Os prejuízos dispararam em seguida, somando R$ 3,5 bilhões em 2015 e 2016, alavancados por problemas de gestão, gastos com pessoal, congelamento de tarifas e pela mudança na contabilização das obrigações com o chamado benefício pós-emprego, ou seja, as despesas com planos de previdência privada.
A partir de 2017, por outro lado, os Correios emendaram cinco anos seguidos de lucro, durante as gestões de Michel Temer (MDB) e Bolsonaro. No período, os ganhos da estatal somaram quase R$ 4 bilhões.
O melhor resultado da estatal na história foi registrado em 2021, com lucro de R$ 2,3 bilhões, alcançado em meio a programas de demissão voluntária.
Na época, os funcionários somavam 115 mil em todo o país. Hoje são aproximadamente 88 mil, o que ainda mantém a estatal como uma das que mais empregam no território nacional.
O governo Bolsonaro também promoveu o enxugamento de mais de setenta benefícios extras, uma das principais medidas saneadoras para a privatização que o então ministro da Economia, Paulo Guedes, pretendia emplacar.
A ideia, no entanto, sofreu resistências e provocou uma greve geral dos trabalhadores. Em 2022, último da gestão Bolsonaro, a estatal voltou ao vermelho, com prejuízo de R$ 767 milhões.
Lucros e prejuízos dos Correios desde 2013
2013: Prejuízo – R$ 213 milhões (Dilma)
2014: Prejuízo – R$ 20,3 milhões (Dilma)
2015: Prejuízo – R$ 2,1 bilhões (Dilma)
2016: Prejuízo – R$ 1,4 bilhão (Dilma/Temer)
2017: Lucro – R$ 667 milhões (Temer)
2018: Lucro – R$ 161 milhões (Temer)
2019: Lucro – R$ 102 milhões (Bolsonaro)
2020: Lucro – R$ 1,53 bilhão (Bolsonaro)
2021: Lucro – R$ 2,3 bilhões (Bolsonaro)
2022: Prejuízo – R$ 767 milhões (Bolsonaro)
2023: Prejuízo – R$ 597 milhões (Lula)
2024 (janeiro a março): Prejuízo – R$ 802 milhões (Lula)
Lula enterrou a privatização aprovada pela Câmara
Reduto tradicional de indicações políticas, os Correios tiveram seu projeto de privatização aprovado na Câmara em 2021. Seria a próxima estatal na fila de desestatizações do governo Bolsonaro, que já tinha vendido a BR Distribuidora, e em 2022 consolidou a venda da Eletrobras.

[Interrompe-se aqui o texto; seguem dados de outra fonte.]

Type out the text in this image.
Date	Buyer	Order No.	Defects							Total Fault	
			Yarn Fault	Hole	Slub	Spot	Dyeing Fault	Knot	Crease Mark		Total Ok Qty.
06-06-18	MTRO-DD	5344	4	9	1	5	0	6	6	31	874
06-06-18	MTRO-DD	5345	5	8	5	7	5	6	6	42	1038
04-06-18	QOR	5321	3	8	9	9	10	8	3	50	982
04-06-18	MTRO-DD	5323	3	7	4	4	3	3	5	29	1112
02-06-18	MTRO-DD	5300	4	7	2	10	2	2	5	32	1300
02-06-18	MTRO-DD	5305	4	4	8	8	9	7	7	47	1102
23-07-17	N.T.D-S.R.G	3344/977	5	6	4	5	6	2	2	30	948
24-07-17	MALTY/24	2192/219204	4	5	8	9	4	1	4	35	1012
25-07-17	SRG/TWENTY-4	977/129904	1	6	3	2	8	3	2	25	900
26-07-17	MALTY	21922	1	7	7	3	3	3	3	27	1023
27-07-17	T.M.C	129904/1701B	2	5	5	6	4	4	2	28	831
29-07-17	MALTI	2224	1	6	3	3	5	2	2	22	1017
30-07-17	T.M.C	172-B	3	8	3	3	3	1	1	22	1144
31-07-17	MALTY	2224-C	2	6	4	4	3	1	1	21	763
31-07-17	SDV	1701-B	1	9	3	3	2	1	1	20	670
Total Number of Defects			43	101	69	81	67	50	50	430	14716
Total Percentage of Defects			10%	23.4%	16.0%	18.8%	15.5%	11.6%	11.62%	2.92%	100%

O projeto, porém, ficou estacionado no Senado. À época, alguns parlamentares admitiam, nos bastidores, que o lucro recorde alcançado em 2021 dificultava a discussão sobre a privatização.
No seu primeiro ato de governo, horas antes de subir pela terceira vez a rampa do Palácio do Planalto, o presidente Lula assinou um despacho retirando os Correios da lista de privatizações estabelecida pela gestão anterior.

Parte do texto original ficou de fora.